Ich bin Steuerberaterin und habe mich auf die Betreuung von Privatpersonen, selbständigen Einzelunternehmern und Expatriates (Personen die von Ihrem Arbeitgeber von einem Land in ein anderes Land entsandt werden) spezialisiert. Meine Kanzlei liegt im Grenzbereich zu Luxemburg, sodass auch die steuerliche Betreuung von Grenzgängern beziehungsweise Arbeitgeber die Grenzgänger beschäftigen ein großes Thema ist. Da ich jahrelang in Deutschland und Luxemburg (angestellt) gearbeitet habe, können wir die steuerliche Betreuung in beiden Ländern abdecken. Praktisch bedeutet das, dass wir private Einkommensteuererklärungen in Deutschland und Luxemburg erstellen, Fragen zum anwendbaren Sozialversicherungs- und Lohnsteuerrecht beantworten und im stetigen Austausch mit den Finanzverwaltungen und den Mandanten stehen. Wir arbeiten in einem Expat-Netzwerk und betreuen dadurch den internationalen Mitarbeitereinsatz von großen Unternehmen.

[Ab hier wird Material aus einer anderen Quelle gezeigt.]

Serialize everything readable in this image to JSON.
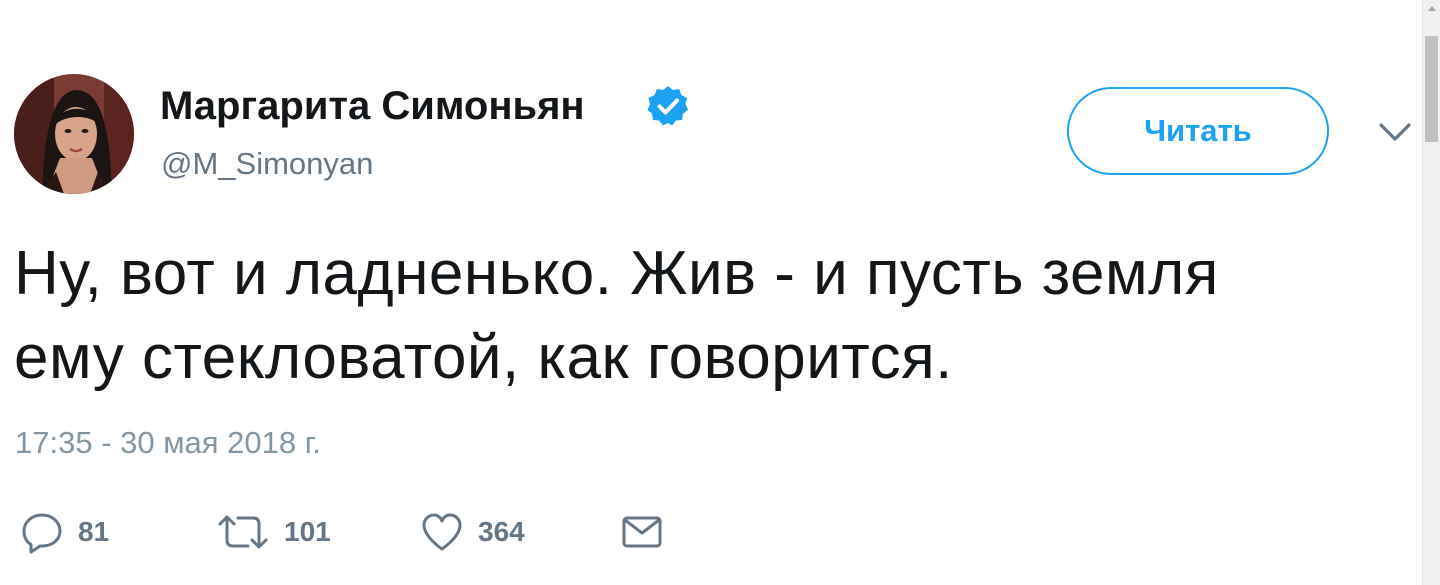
{
  "author": {
    "display_name": "Маргарита Симоньян",
    "handle": "@M_Simonyan",
    "verified": true
  },
  "follow_button": {
    "label": "Читать"
  },
  "tweet": {
    "text_line_1": "Ну, вот и ладненько. Жив - и пусть земля",
    "text_line_2": "ему стекловатой, как говорится.",
    "timestamp": "17:35 - 30 мая 2018 г."
  },
  "actions": {
    "replies": "81",
    "retweets": "101",
    "likes": "364"
  },
  "icons": {
    "verified": "verified-badge-icon",
    "caret": "chevron-down-icon",
    "reply": "reply-icon",
    "retweet": "retweet-icon",
    "like": "heart-icon",
    "dm": "envelope-icon"
  },
  "colors": {
    "accent": "#1da1f2",
    "text": "#14171a",
    "secondary_text": "#657786"
  }
}
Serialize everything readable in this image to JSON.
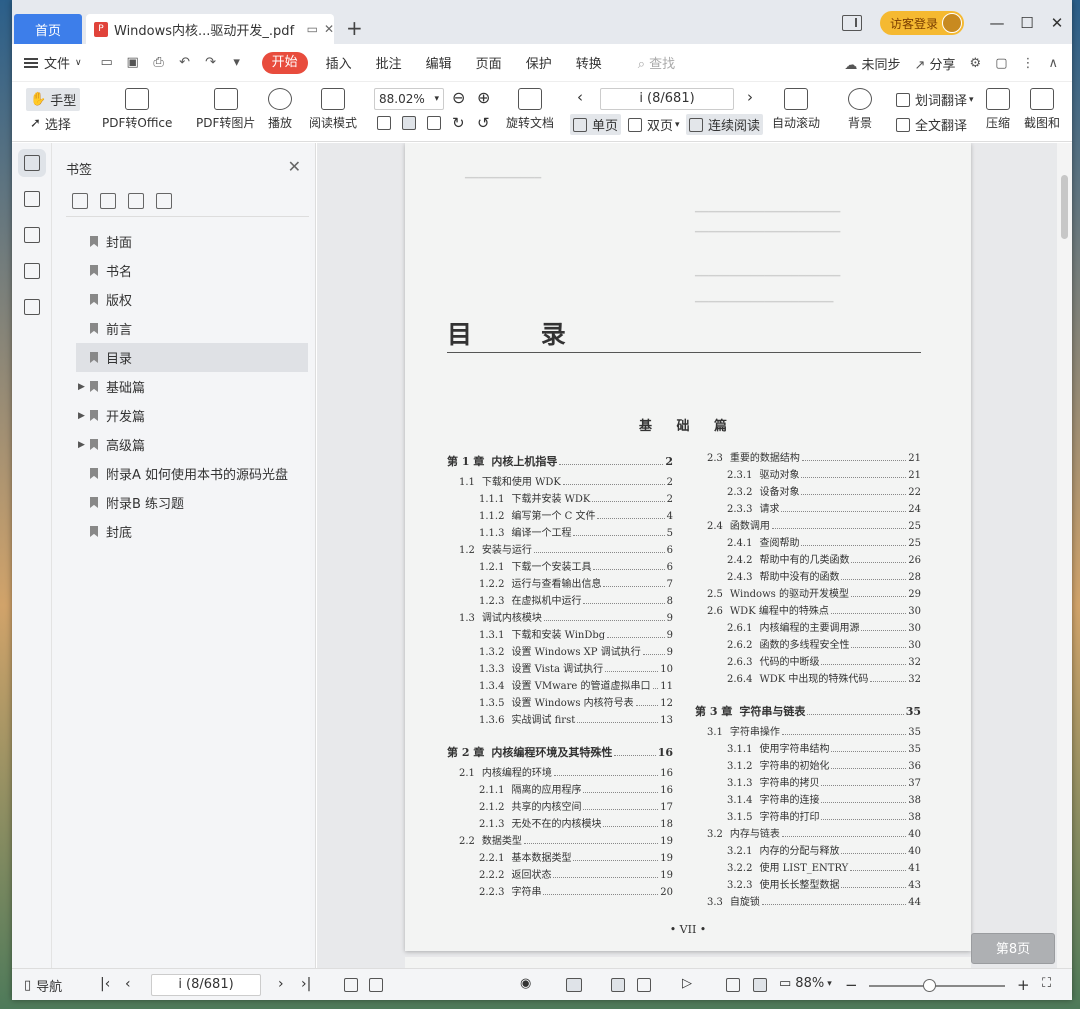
{
  "titlebar": {
    "home_tab": "首页",
    "doc_tab": "Windows内核...驱动开发_.pdf",
    "guest_login": "访客登录"
  },
  "menubar": {
    "file": "文件",
    "tabs": [
      "开始",
      "插入",
      "批注",
      "编辑",
      "页面",
      "保护",
      "转换"
    ],
    "search_placeholder": "查找",
    "sync": "未同步",
    "share": "分享"
  },
  "toolbar": {
    "hand": "手型",
    "select": "选择",
    "pdf_to_office": "PDF转Office",
    "pdf_to_image": "PDF转图片",
    "play": "播放",
    "read_mode": "阅读模式",
    "zoom": "88.02%",
    "page_indicator": "i (8/681)",
    "rotate": "旋转文档",
    "single": "单页",
    "double": "双页",
    "continuous": "连续阅读",
    "autoscroll": "自动滚动",
    "background": "背景",
    "word_translate": "划词翻译",
    "full_translate": "全文翻译",
    "compress": "压缩",
    "screenshot": "截图和"
  },
  "sidebar": {
    "title": "书签",
    "bookmarks": [
      {
        "label": "封面",
        "expandable": false
      },
      {
        "label": "书名",
        "expandable": false
      },
      {
        "label": "版权",
        "expandable": false
      },
      {
        "label": "前言",
        "expandable": false
      },
      {
        "label": "目录",
        "expandable": false,
        "selected": true
      },
      {
        "label": "基础篇",
        "expandable": true
      },
      {
        "label": "开发篇",
        "expandable": true
      },
      {
        "label": "高级篇",
        "expandable": true
      },
      {
        "label": "附录A  如何使用本书的源码光盘",
        "expandable": false
      },
      {
        "label": "附录B  练习题",
        "expandable": false
      },
      {
        "label": "封底",
        "expandable": false
      }
    ]
  },
  "page": {
    "title": "目 录",
    "section": "基 础 篇",
    "folio": "• VII •",
    "badge": "第8页",
    "left_col": [
      {
        "level": 0,
        "num": "第 1 章",
        "text": "内核上机指导",
        "page": "2"
      },
      {
        "level": 1,
        "num": "1.1",
        "text": "下载和使用 WDK",
        "page": "2"
      },
      {
        "level": 2,
        "num": "1.1.1",
        "text": "下载并安装 WDK",
        "page": "2"
      },
      {
        "level": 2,
        "num": "1.1.2",
        "text": "编写第一个 C 文件",
        "page": "4"
      },
      {
        "level": 2,
        "num": "1.1.3",
        "text": "编译一个工程",
        "page": "5"
      },
      {
        "level": 1,
        "num": "1.2",
        "text": "安装与运行",
        "page": "6"
      },
      {
        "level": 2,
        "num": "1.2.1",
        "text": "下载一个安装工具",
        "page": "6"
      },
      {
        "level": 2,
        "num": "1.2.2",
        "text": "运行与查看输出信息",
        "page": "7"
      },
      {
        "level": 2,
        "num": "1.2.3",
        "text": "在虚拟机中运行",
        "page": "8"
      },
      {
        "level": 1,
        "num": "1.3",
        "text": "调试内核模块",
        "page": "9"
      },
      {
        "level": 2,
        "num": "1.3.1",
        "text": "下载和安装 WinDbg",
        "page": "9"
      },
      {
        "level": 2,
        "num": "1.3.2",
        "text": "设置 Windows XP 调试执行",
        "page": "9"
      },
      {
        "level": 2,
        "num": "1.3.3",
        "text": "设置 Vista 调试执行",
        "page": "10"
      },
      {
        "level": 2,
        "num": "1.3.4",
        "text": "设置 VMware 的管道虚拟串口",
        "page": "11"
      },
      {
        "level": 2,
        "num": "1.3.5",
        "text": "设置 Windows 内核符号表",
        "page": "12"
      },
      {
        "level": 2,
        "num": "1.3.6",
        "text": "实战调试 first",
        "page": "13"
      },
      {
        "level": 0,
        "num": "第 2 章",
        "text": "内核编程环境及其特殊性",
        "page": "16",
        "gap": true
      },
      {
        "level": 1,
        "num": "2.1",
        "text": "内核编程的环境",
        "page": "16"
      },
      {
        "level": 2,
        "num": "2.1.1",
        "text": "隔离的应用程序",
        "page": "16"
      },
      {
        "level": 2,
        "num": "2.1.2",
        "text": "共享的内核空间",
        "page": "17"
      },
      {
        "level": 2,
        "num": "2.1.3",
        "text": "无处不在的内核模块",
        "page": "18"
      },
      {
        "level": 1,
        "num": "2.2",
        "text": "数据类型",
        "page": "19"
      },
      {
        "level": 2,
        "num": "2.2.1",
        "text": "基本数据类型",
        "page": "19"
      },
      {
        "level": 2,
        "num": "2.2.2",
        "text": "返回状态",
        "page": "19"
      },
      {
        "level": 2,
        "num": "2.2.3",
        "text": "字符串",
        "page": "20"
      }
    ],
    "right_col": [
      {
        "level": 1,
        "num": "2.3",
        "text": "重要的数据结构",
        "page": "21"
      },
      {
        "level": 2,
        "num": "2.3.1",
        "text": "驱动对象",
        "page": "21"
      },
      {
        "level": 2,
        "num": "2.3.2",
        "text": "设备对象",
        "page": "22"
      },
      {
        "level": 2,
        "num": "2.3.3",
        "text": "请求",
        "page": "24"
      },
      {
        "level": 1,
        "num": "2.4",
        "text": "函数调用",
        "page": "25"
      },
      {
        "level": 2,
        "num": "2.4.1",
        "text": "查阅帮助",
        "page": "25"
      },
      {
        "level": 2,
        "num": "2.4.2",
        "text": "帮助中有的几类函数",
        "page": "26"
      },
      {
        "level": 2,
        "num": "2.4.3",
        "text": "帮助中没有的函数",
        "page": "28"
      },
      {
        "level": 1,
        "num": "2.5",
        "text": "Windows 的驱动开发模型",
        "page": "29"
      },
      {
        "level": 1,
        "num": "2.6",
        "text": "WDK 编程中的特殊点",
        "page": "30"
      },
      {
        "level": 2,
        "num": "2.6.1",
        "text": "内核编程的主要调用源",
        "page": "30"
      },
      {
        "level": 2,
        "num": "2.6.2",
        "text": "函数的多线程安全性",
        "page": "30"
      },
      {
        "level": 2,
        "num": "2.6.3",
        "text": "代码的中断级",
        "page": "32"
      },
      {
        "level": 2,
        "num": "2.6.4",
        "text": "WDK 中出现的特殊代码",
        "page": "32"
      },
      {
        "level": 0,
        "num": "第 3 章",
        "text": "字符串与链表",
        "page": "35",
        "gap": true
      },
      {
        "level": 1,
        "num": "3.1",
        "text": "字符串操作",
        "page": "35"
      },
      {
        "level": 2,
        "num": "3.1.1",
        "text": "使用字符串结构",
        "page": "35"
      },
      {
        "level": 2,
        "num": "3.1.2",
        "text": "字符串的初始化",
        "page": "36"
      },
      {
        "level": 2,
        "num": "3.1.3",
        "text": "字符串的拷贝",
        "page": "37"
      },
      {
        "level": 2,
        "num": "3.1.4",
        "text": "字符串的连接",
        "page": "38"
      },
      {
        "level": 2,
        "num": "3.1.5",
        "text": "字符串的打印",
        "page": "38"
      },
      {
        "level": 1,
        "num": "3.2",
        "text": "内存与链表",
        "page": "40"
      },
      {
        "level": 2,
        "num": "3.2.1",
        "text": "内存的分配与释放",
        "page": "40"
      },
      {
        "level": 2,
        "num": "3.2.2",
        "text": "使用 LIST_ENTRY",
        "page": "41"
      },
      {
        "level": 2,
        "num": "3.2.3",
        "text": "使用长长整型数据",
        "page": "43"
      },
      {
        "level": 1,
        "num": "3.3",
        "text": "自旋锁",
        "page": "44"
      }
    ]
  },
  "statusbar": {
    "nav": "导航",
    "page_indicator": "i (8/681)",
    "zoom": "88%"
  }
}
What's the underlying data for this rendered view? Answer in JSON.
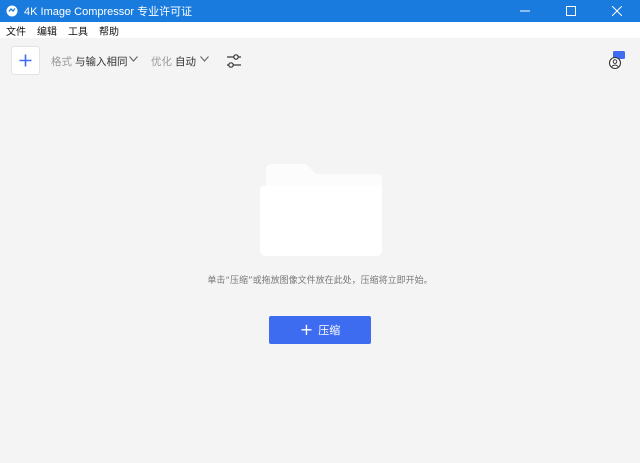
{
  "window": {
    "title": "4K Image Compressor 专业许可证"
  },
  "menu": {
    "items": [
      "文件",
      "编辑",
      "工具",
      "帮助"
    ]
  },
  "toolbar": {
    "add_symbol": "+",
    "format_label": "格式",
    "format_value": "与输入相同",
    "optimize_label": "优化",
    "optimize_value": "自动"
  },
  "main": {
    "drop_hint": "单击“压缩”或拖放图像文件放在此处，压缩将立即开始。",
    "compress_button": "压缩",
    "compress_symbol": "+"
  },
  "colors": {
    "titlebar": "#1a7bde",
    "accent": "#3e6cf0",
    "background": "#f4f4f4"
  },
  "icons": [
    "app-icon",
    "minimize-icon",
    "maximize-icon",
    "close-icon",
    "plus-icon",
    "chevron-down-icon",
    "settings-sliders-icon",
    "account-icon",
    "folder-icon"
  ]
}
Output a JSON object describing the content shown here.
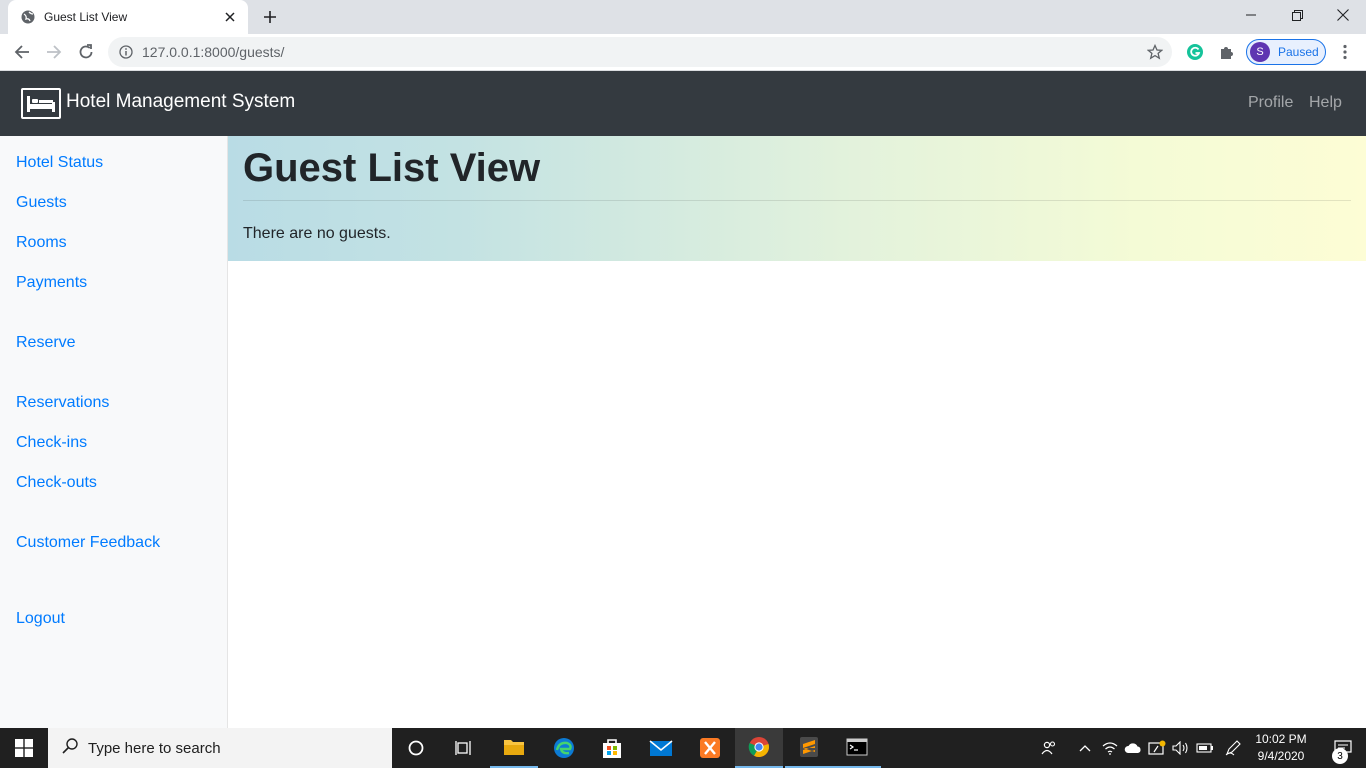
{
  "browser": {
    "tab_title": "Guest List View",
    "url": "127.0.0.1:8000/guests/",
    "profile_initial": "S",
    "profile_status": "Paused"
  },
  "navbar": {
    "brand": "Hotel Management System",
    "links": {
      "profile": "Profile",
      "help": "Help"
    }
  },
  "sidebar": {
    "items": [
      {
        "label": "Hotel Status"
      },
      {
        "label": "Guests"
      },
      {
        "label": "Rooms"
      },
      {
        "label": "Payments"
      },
      {
        "label": "Reserve"
      },
      {
        "label": "Reservations"
      },
      {
        "label": "Check-ins"
      },
      {
        "label": "Check-outs"
      },
      {
        "label": "Customer Feedback"
      },
      {
        "label": "Logout"
      }
    ]
  },
  "main": {
    "title": "Guest List View",
    "message": "There are no guests."
  },
  "taskbar": {
    "search_placeholder": "Type here to search",
    "time": "10:02 PM",
    "date": "9/4/2020",
    "notification_count": "3"
  },
  "colors": {
    "navbar_bg": "#343a40",
    "link": "#007bff",
    "sidebar_bg": "#f8f9fa"
  }
}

Ich habe ein Büro direkt an unserem Wohnhaus in Deutschland und ein Büro in Luxemburg angemietet. Da unsere Jungs in Luxemburg zur Schule gehen, bin ich in der Regel bis 14:30 Uhr in Luxemburg und nachmittags dann (je nach Bedarf) zu Hause am Arbeiten.
2. Seit wann bist du 100% selbstständig mit deinem Business und wie viel Stunden pro Wochen fließen in dein Business? Und: Bist du zufrieden mit deinem Einkommen, gemessen an der Zeit, die du investierst?
Seit August 2019 bin ich 100% selbständig. Ich habe mit einem lieben Kollegen zusammen eine Steuerberatungsgesellschaft gegründet. Da ich seit 2011 schon in kleinem Umfang in Teilzeit selbständig war und in meiner Angestellten-Zeit ein gutes Netzwerk aufbauen konnte, war der Übergang sehr geschmeidig. Ich würde schätzen, dass ich übers Jahr gesehen im Schnitt schon auf locker 40 Std die Woche komme, allerdings gibt es (gerade zum Jahresende) „Stoßzeiten“ in denen ich extrem viel arbeitet – in anderen Monaten dafür aber weniger. Es fühlt sich oft aber gar nicht nach so viel an, da ich einfach arbeite, wenn es am besten passt und somit Zeiten flexibel einteile.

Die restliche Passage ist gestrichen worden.